Australia has a proud tradition of religious freedom. Section 116 of the Constitution reflects an early recognition that the state must not intrude into matters of conscience. Seventh-day Adventists in Australia have been strong beneficiaries of this principle—particularly in matters of Sabbath observance, military service and education.

Adventism itself was born in the crucible of religious liberty concerns. Our pioneers were acutely aware that majorities, even well-intentioned ones, can misuse moral authority when dissenting voices are marginalised. This awareness shaped our historic advocacy for freedom of conscience for all—not only for ourselves.

Ellen White warned that the final crisis would not come primarily through open persecution at first, but through moral persuasion, social pressure and legislation framed in the language of public good. Her concern was not tyranny, but incremental coercion.

Biblical prophecy—particularly in Daniel and Revelation—uses symbolic language to critique systems of power. The “beasts” are not ethnic groups. They are not Jews, Catholics, Protestants, or atheists as individuals. They represent historical movements and institutional alignments where religious authority and civil power merge to compel conscience.

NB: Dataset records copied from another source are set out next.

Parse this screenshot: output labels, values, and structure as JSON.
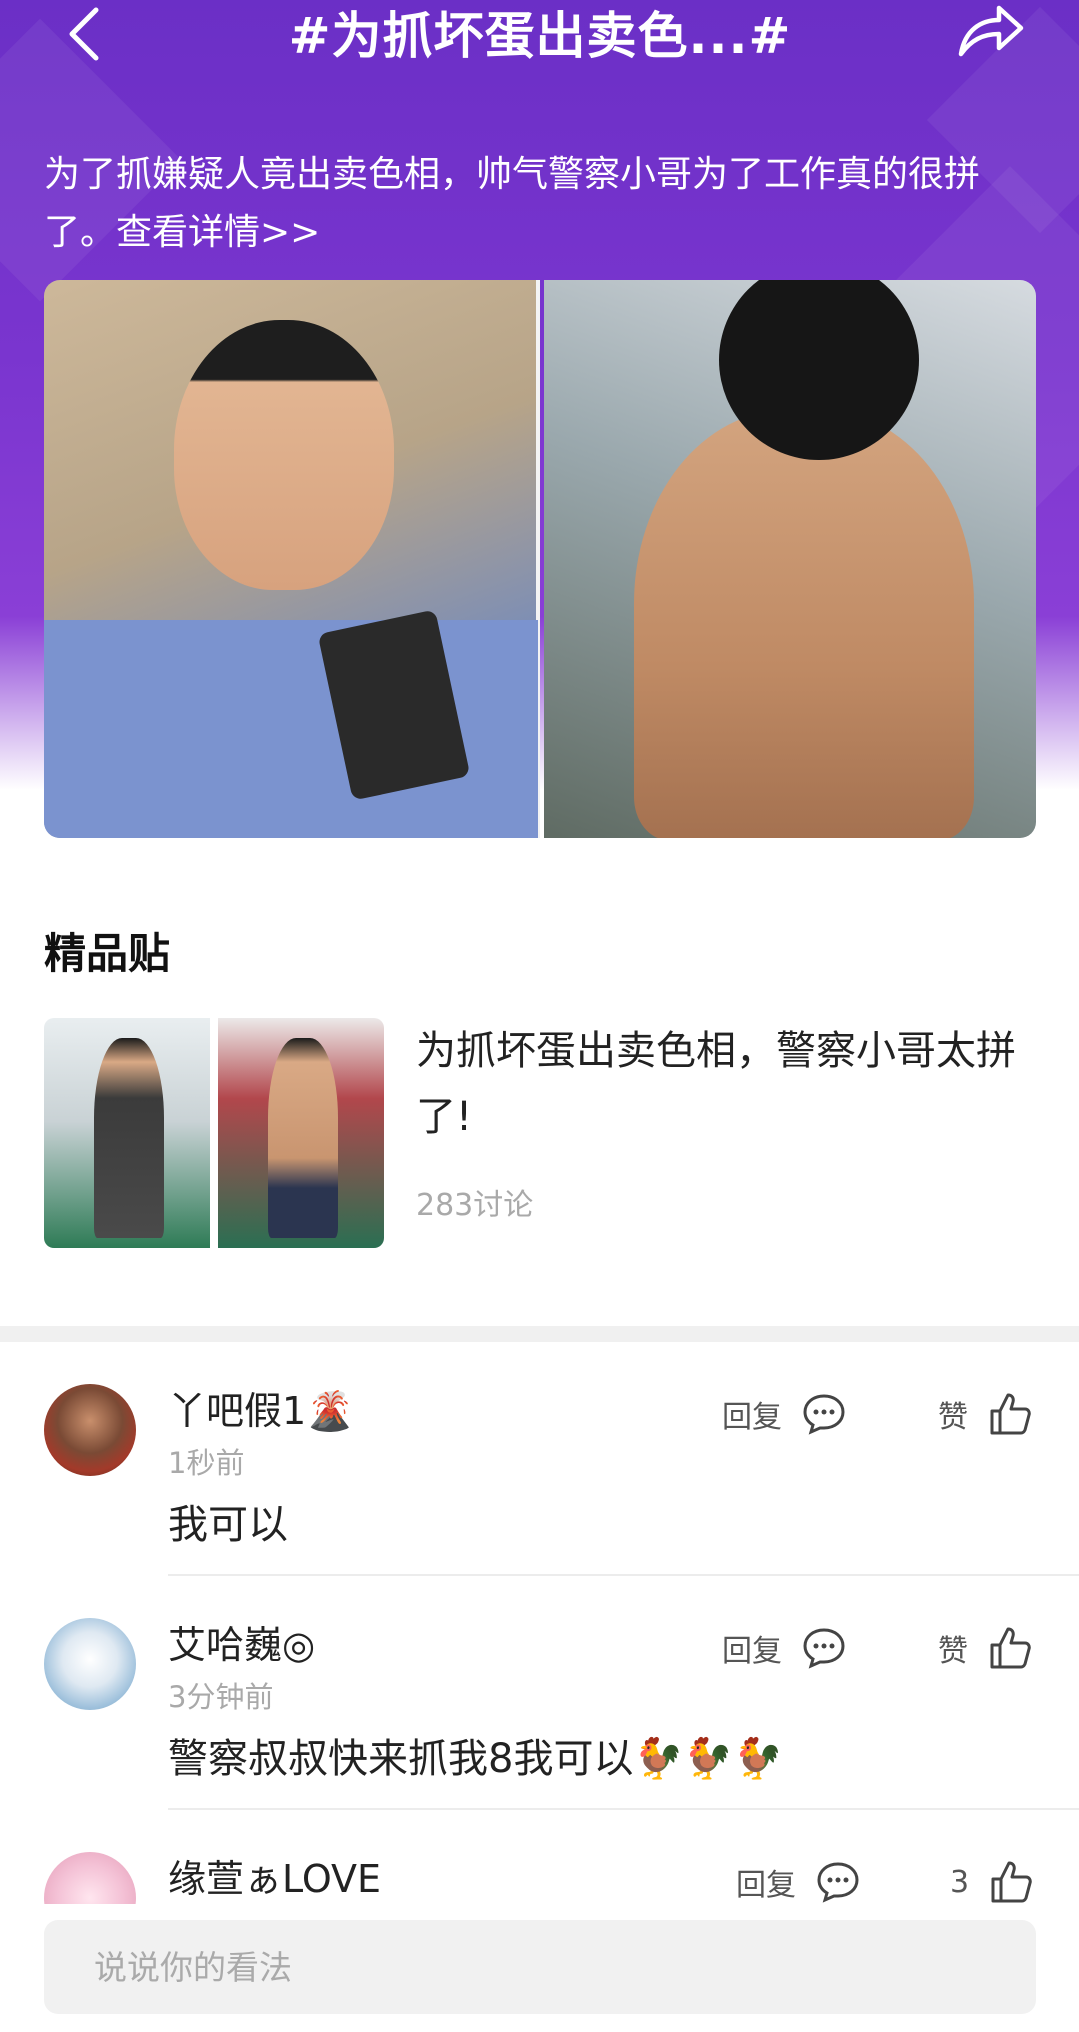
{
  "header": {
    "title": "#为抓坏蛋出卖色...#",
    "description": "为了抓嫌疑人竟出卖色相，帅气警察小哥为了工作真的很拼了。查看详情>>"
  },
  "section": {
    "title": "精品贴"
  },
  "featured_post": {
    "title": "为抓坏蛋出卖色相，警察小哥太拼了!",
    "meta": "283讨论"
  },
  "comments": [
    {
      "username": "丫吧假1🌋",
      "time": "1秒前",
      "text": "我可以",
      "reply_label": "回复",
      "like_label": "赞"
    },
    {
      "username": "艾哈巍◎",
      "time": "3分钟前",
      "text": "警察叔叔快来抓我8我可以🐓🐓🐓",
      "reply_label": "回复",
      "like_label": "赞"
    },
    {
      "username": "缘萱ぁLOVE",
      "time": "",
      "text": "",
      "reply_label": "回复",
      "like_label": "3"
    }
  ],
  "input": {
    "placeholder": "说说你的看法"
  },
  "colors": {
    "hero_purple": "#6b2fc6",
    "hero_purple_light": "#8a3fd6",
    "meta_gray": "#a9a9a9"
  },
  "icons": [
    "back-arrow-icon",
    "share-icon",
    "comment-bubble-icon",
    "thumbs-up-icon"
  ]
}
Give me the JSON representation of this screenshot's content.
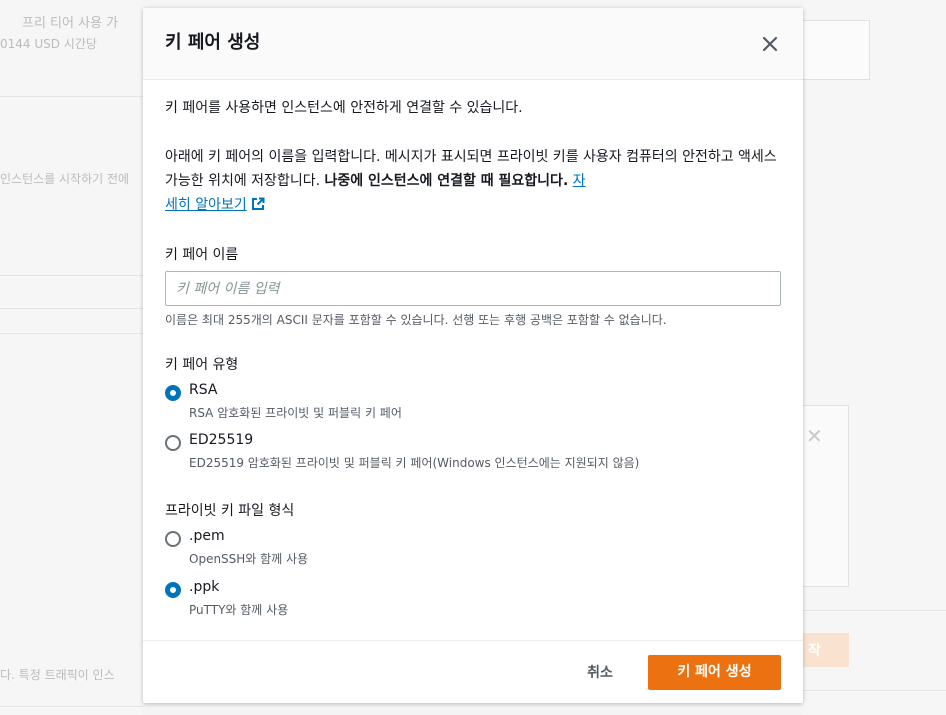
{
  "background": {
    "left_texts": [
      "프리 티어 사용 가",
      "0144 USD 시간당",
      "인스턴스를 시작하기 전에",
      "다. 특정 트래픽이 인스"
    ],
    "right_button_label": "작"
  },
  "modal": {
    "title": "키 페어 생성",
    "close_icon": "close-icon",
    "intro": "키 페어를 사용하면 인스턴스에 안전하게 연결할 수 있습니다.",
    "description": {
      "text": "아래에 키 페어의 이름을 입력합니다. 메시지가 표시되면 프라이빗 키를 사용자 컴퓨터의 안전하고 액세스 가능한 위치에 저장합니다. ",
      "bold": "나중에 인스턴스에 연결할 때 필요합니다.",
      "link_part1": "자",
      "link_part2": "세히 알아보기"
    },
    "name_field": {
      "label": "키 페어 이름",
      "placeholder": "키 페어 이름 입력",
      "value": "",
      "hint": "이름은 최대 255개의 ASCII 문자를 포함할 수 있습니다. 선행 또는 후행 공백은 포함할 수 없습니다."
    },
    "key_type": {
      "label": "키 페어 유형",
      "options": [
        {
          "title": "RSA",
          "description": "RSA 암호화된 프라이빗 및 퍼블릭 키 페어",
          "checked": true
        },
        {
          "title": "ED25519",
          "description": "ED25519 암호화된 프라이빗 및 퍼블릭 키 페어(Windows 인스턴스에는 지원되지 않음)",
          "checked": false
        }
      ]
    },
    "file_format": {
      "label": "프라이빗 키 파일 형식",
      "options": [
        {
          "title": ".pem",
          "description": "OpenSSH와 함께 사용",
          "checked": false
        },
        {
          "title": ".ppk",
          "description": "PuTTY와 함께 사용",
          "checked": true
        }
      ]
    },
    "footer": {
      "cancel_label": "취소",
      "create_label": "키 페어 생성"
    }
  },
  "colors": {
    "primary": "#ec7211",
    "link": "#0073bb",
    "radio_checked": "#0073bb"
  }
}
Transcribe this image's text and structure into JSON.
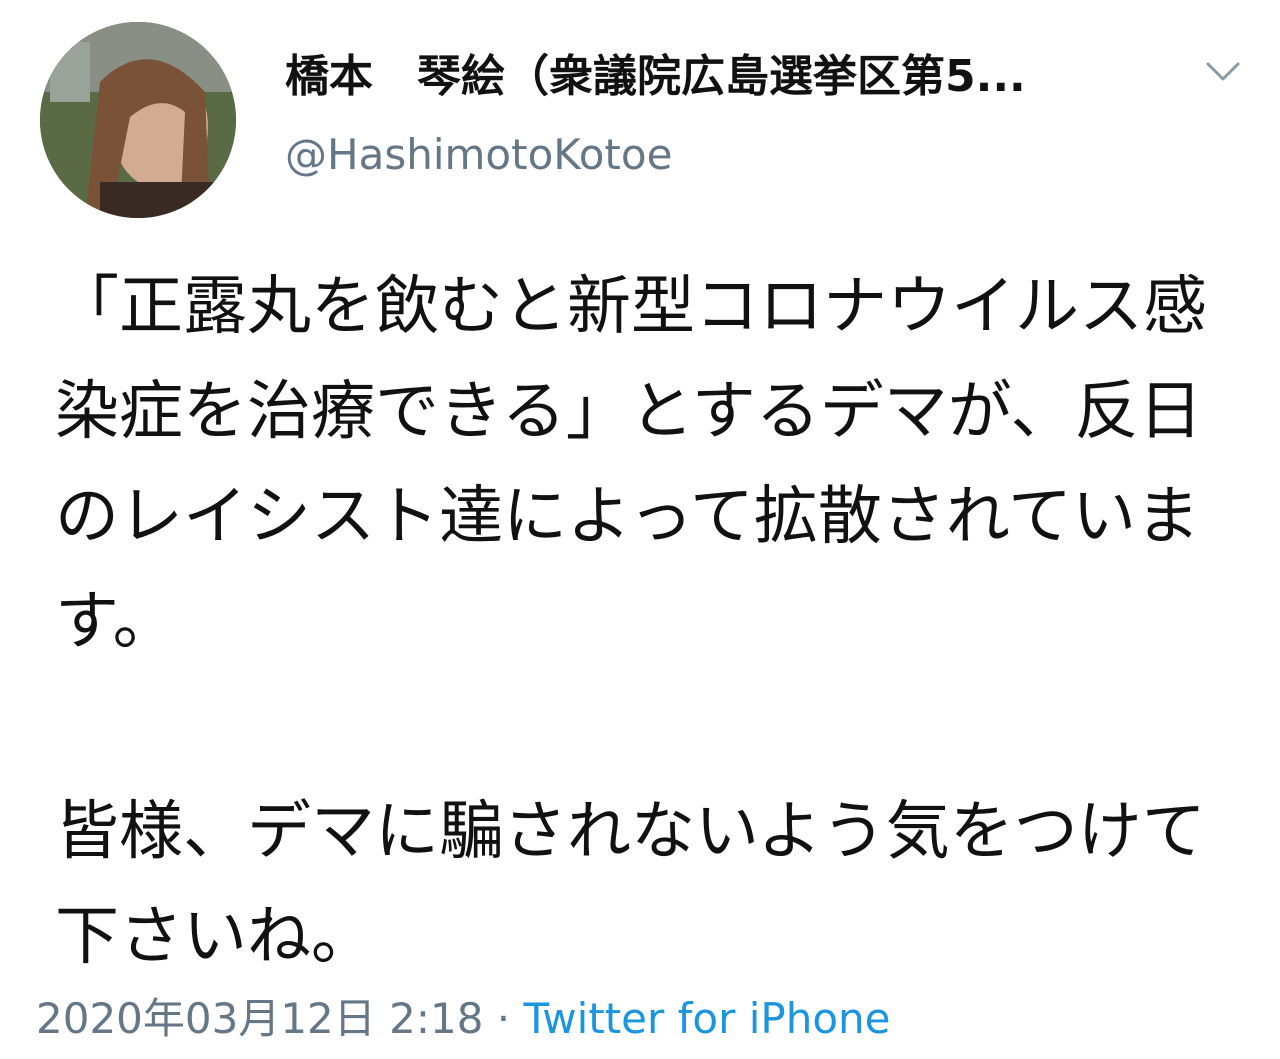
{
  "tweet": {
    "author": {
      "display_name": "橋本　琴絵（衆議院広島選挙区第5...",
      "handle": "@HashimotoKotoe"
    },
    "menu_icon": "chevron-down-icon",
    "body": "「正露丸を飲むと新型コロナウイルス感染症を治療できる」とするデマが、反日のレイシスト達によって拡散されています。\n\n皆様、デマに騙されないよう気をつけて下さいね。",
    "timestamp": "2020年03月12日 2:18",
    "separator": " · ",
    "source": "Twitter for iPhone",
    "colors": {
      "handle": "#657786",
      "source_link": "#1b95e0"
    }
  }
}
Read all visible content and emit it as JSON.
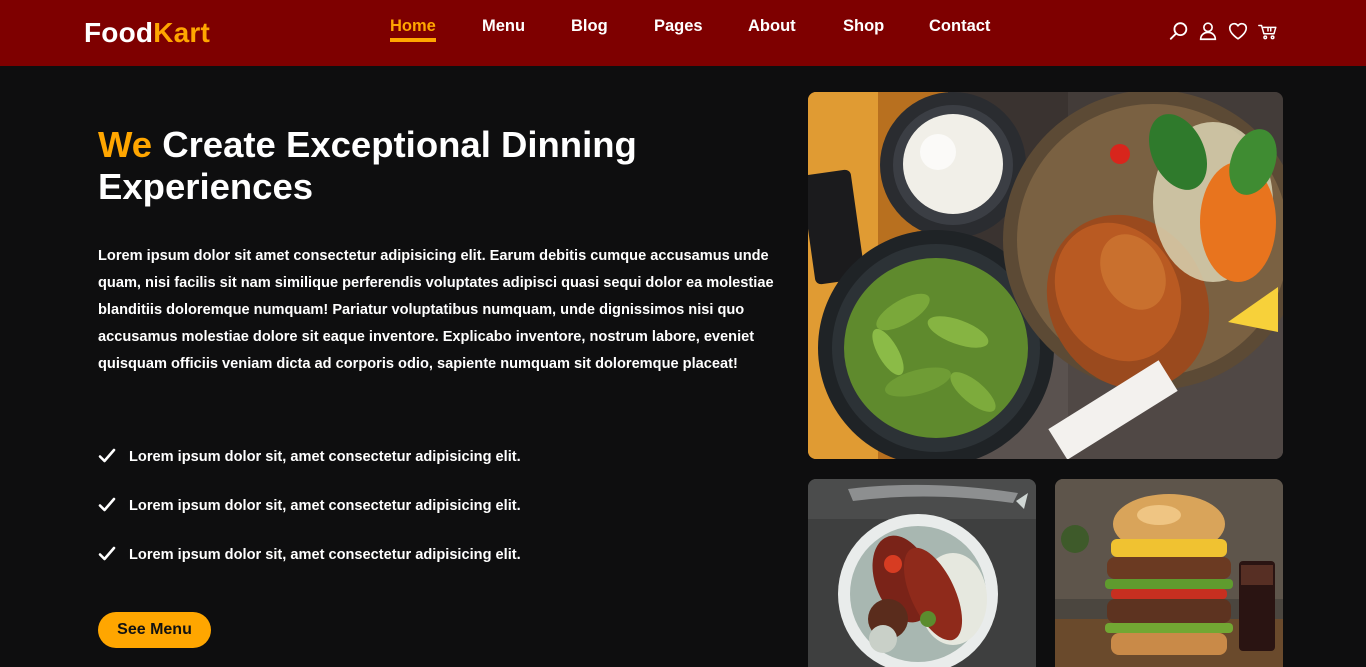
{
  "header": {
    "logo_part1": "Food",
    "logo_part2": "Kart",
    "nav": [
      {
        "label": "Home",
        "active": true
      },
      {
        "label": "Menu"
      },
      {
        "label": "Blog"
      },
      {
        "label": "Pages"
      },
      {
        "label": "About"
      },
      {
        "label": "Shop"
      },
      {
        "label": "Contact"
      }
    ],
    "icons": [
      "search-icon",
      "user-icon",
      "heart-icon",
      "cart-icon"
    ]
  },
  "hero": {
    "headline_accent": "We",
    "headline_rest": " Create Exceptional Dinning Experiences",
    "intro": "Lorem ipsum dolor sit amet consectetur adipisicing elit. Earum debitis cumque accusamus unde quam, nisi facilis sit nam similique perferendis voluptates adipisci quasi sequi dolor ea molestiae blanditiis doloremque numquam! Pariatur voluptatibus numquam, unde dignissimos nisi quo accusamus molestiae dolore sit eaque inventore. Explicabo inventore, nostrum labore, eveniet quisquam officiis veniam dicta ad corporis odio, sapiente numquam sit doloremque placeat!",
    "features": [
      "Lorem ipsum dolor sit, amet consectetur adipisicing elit.",
      "Lorem ipsum dolor sit, amet consectetur adipisicing elit.",
      "Lorem ipsum dolor sit, amet consectetur adipisicing elit."
    ],
    "cta_label": "See Menu"
  },
  "colors": {
    "header_bg": "#7e0000",
    "accent": "#ffa600",
    "page_bg": "#0e0e0f",
    "text": "#ffffff"
  }
}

This distinction is vital. Yet it is precisely this symbolic, historical critique that modern legal frameworks struggle to interpret.

In a climate rightly sensitive to antisemitism and religious hatred, there is a growing risk that system-level theological critique may be misunderstood—or deliberately mischaracterised—as hate speech. Terms long used within Protestant and Adventist tradition may be viewed through contemporary political lenses rather than historical or theological ones.

The challenge for Adventists is therefore not whether prophecy remains true, but how it is articulated responsibly in a changed legal and cultural environment.

History reveals an instructive progression.

In medieval Europe, blasphemy laws protected God—or rather, the state’s interpretation of God. In modern democracies, hate-speech laws protect people, particularly minorities who have suffered grievously. Increasingly, however, we see a third category emerging: laws designed to protect social cohesion and unity.

Unity is not a biblical evil. Jesus prayed for it. But enforced unity—especially when it suppresses conscience—has always been the seedbed of persecution.

The book of Revelation does not depict a future of rampant atheism, but of coerced conformity. Religion is permitted—so long as it does not disturb consensus.

Rome did not initially persecute Christians because they were immoral or violent. It persecuted them because they were seen as socially disruptive. They refused to participate in state-sanctioned religious acts that symbolised unity and loyalty.

That lesson should sober us. Restrictions on conscience rarely announce themselves as such. They are introduced as reasonable, protective, and compassionate.

How, then, should Australian Adventists respond?

Not by resisting laws that protect Jewish communities from harm. Not by careless or provocative language. Not by silence born of fear.

But by recommitting ourselves to genuine opposition to antisemitism in all its forms; careful, historically informed use of prophetic language; principled defence of religious liberty for everyone, and; Christlike humility in tone, without surrender of conviction.

Prophecy must never be used as a weapon. But neither must it be edited into irrelevance.

The narrowing of conscience does not arrive suddenly. It emerges quietly—through tragedy, fear, moral urgency and laws passed with sincere intentions.

As Seventh-day Adventists in Australia, we are called to hold two truths together:
the absolute necessity of protecting Jewish people from hatred and violence, and the equally vital need to preserve freedom of conscience in a pluralistic society.

Doing both requires wisdom, historical memory, and above all, the Spirit of Christ.

Now, as much as ever, discernment matters.

Dr Robert H Granger is a dermatologist in Bunbury, WA.